賑やかな恋愛の中にも「他の雄鶏との不倫はしない」と言う確かなルールは鶏の世界にはあるようです。自分の彼氏(雄鶏)が怪我をしたりして満足に交尾が出来なくなっても、彼が生きている(同じ部屋に居る)限り、他の雄鶏に身を任せません。(このことについては研究者の間でも意見が分かれるようです。力の強い雄鶏に身を任せると言う意見もあります。)
 雄鶏も若すぎてはいけませんが、若いほど元気で交尾回数が多です。最盛期は1日に10回ほどの交尾をこなすと言われています。しかし鶏も人間と同じで、年をとるにつれて交尾の回数は減ってきます。そんな老雄鶏も新たな雌鶏の部屋に入れると張り切り交尾回数が増えます。鶏も人間に似て(?)正直と言えば正直な生き物です。(笑)
 鶏の交尾は、雄鶏が雌鶏に近づき合図を出し、雌鶏がしゃがみ込み、雄鶏が上に乗り、バランスを保つために雄鶏は嘴で雌鶏の首の後ろの羽をおさえ、雌鶏は尻の羽をあげ、交尾を済ませて雄鶏は雌鶏から降ります。

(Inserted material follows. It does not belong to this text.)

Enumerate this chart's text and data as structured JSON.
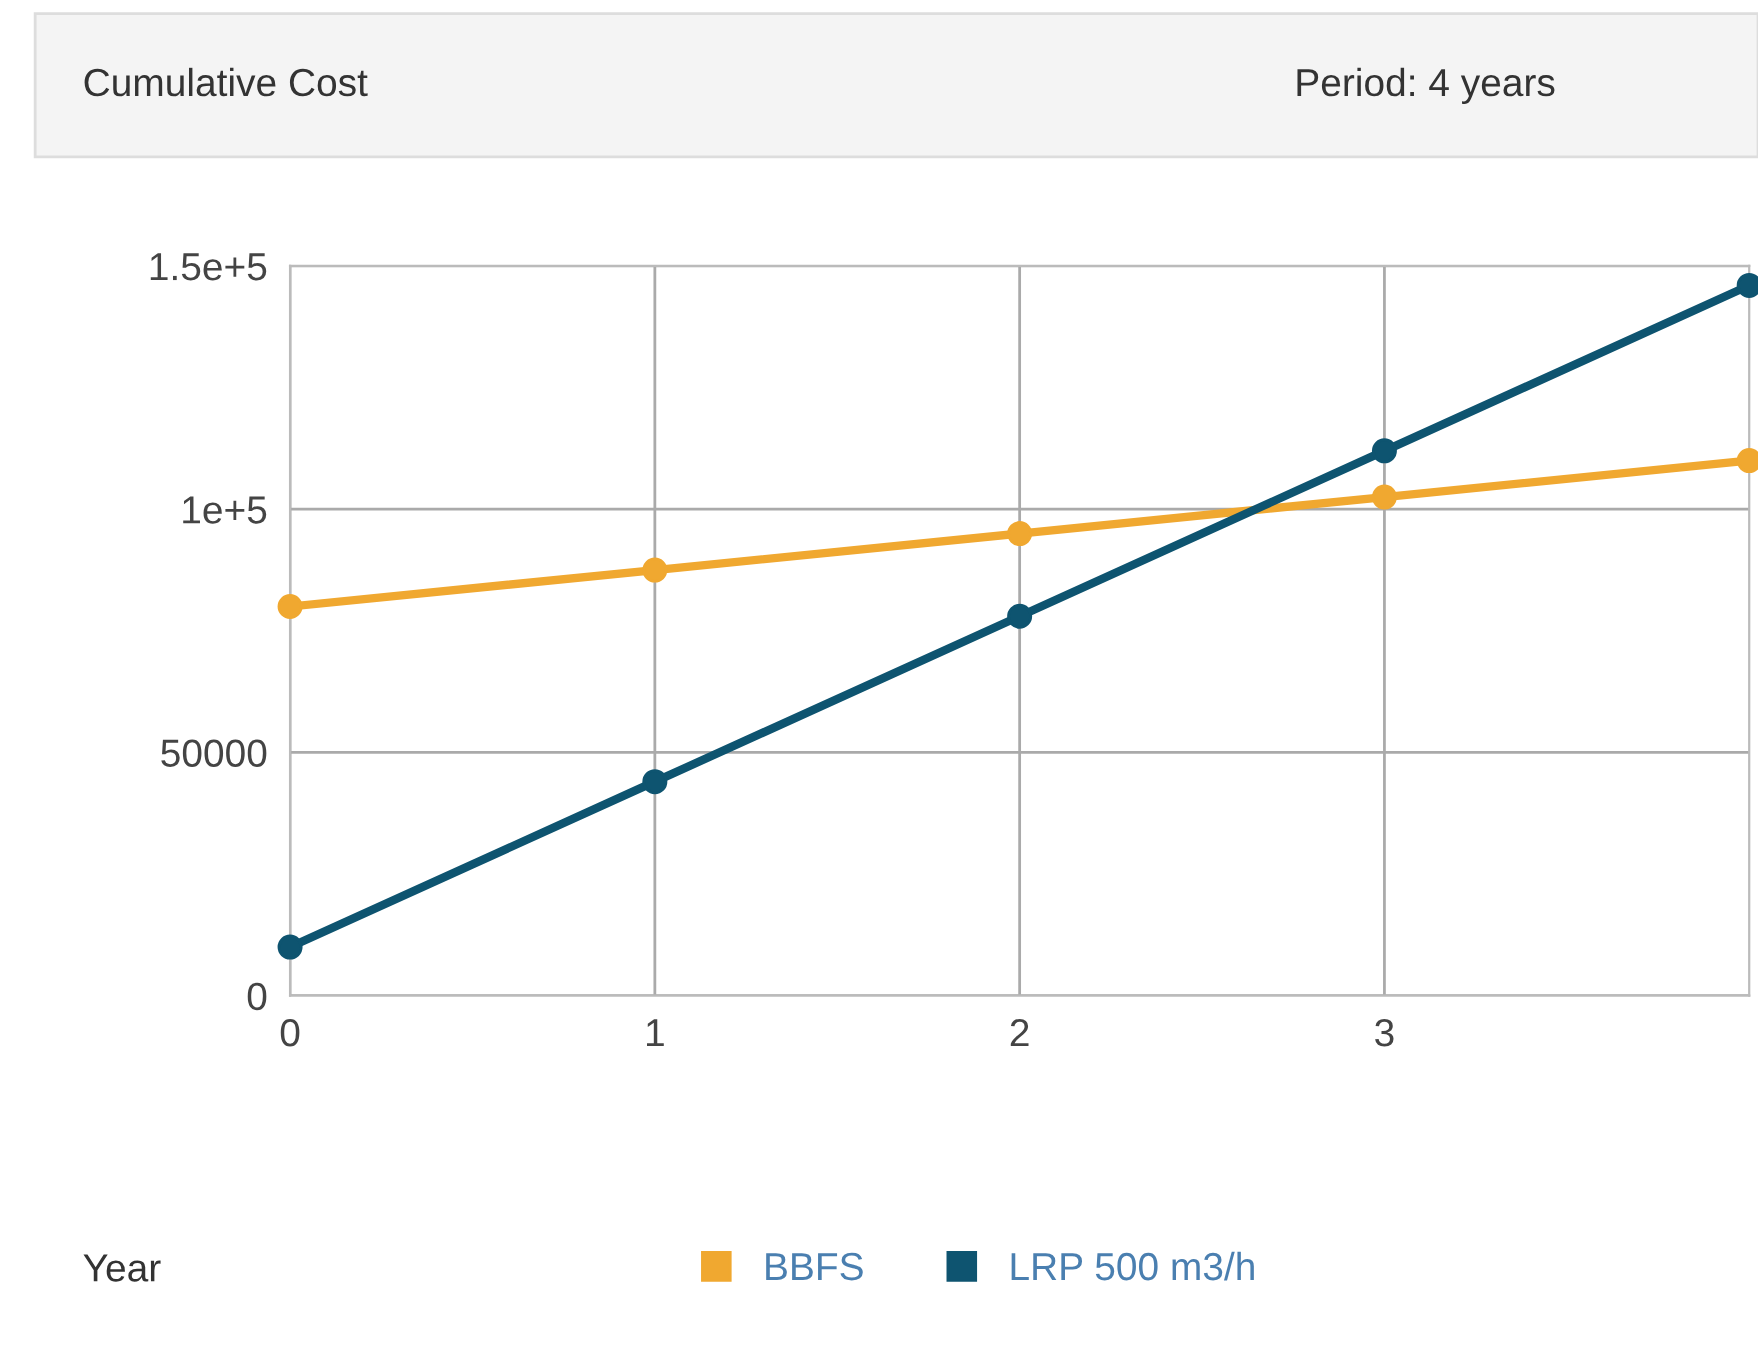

若い雄鶏はけっこう粗相をします。交尾が巧く行きますと雌鶏は喜びを表すかのように、羽を振りながら身震いします。しかしその交尾も雄鶏の粗相で終わりますと、雌鶏が「なに、それ」と言う顔で雄鶏を一睨みして終わりです。数秒の出来事ですが、雄鶏は鶏なりにテクニックを求められます。雄鶏も交尾に慣れてベテランとなりますと、嘴で羽をおさえるのをサボり、「パッパッパ」とより早く済ませます。マンネリと義務の狭間で揺れ動く雄鶏の安直な行動です。何となく分かるような、分からない「鶏の秘め事」です。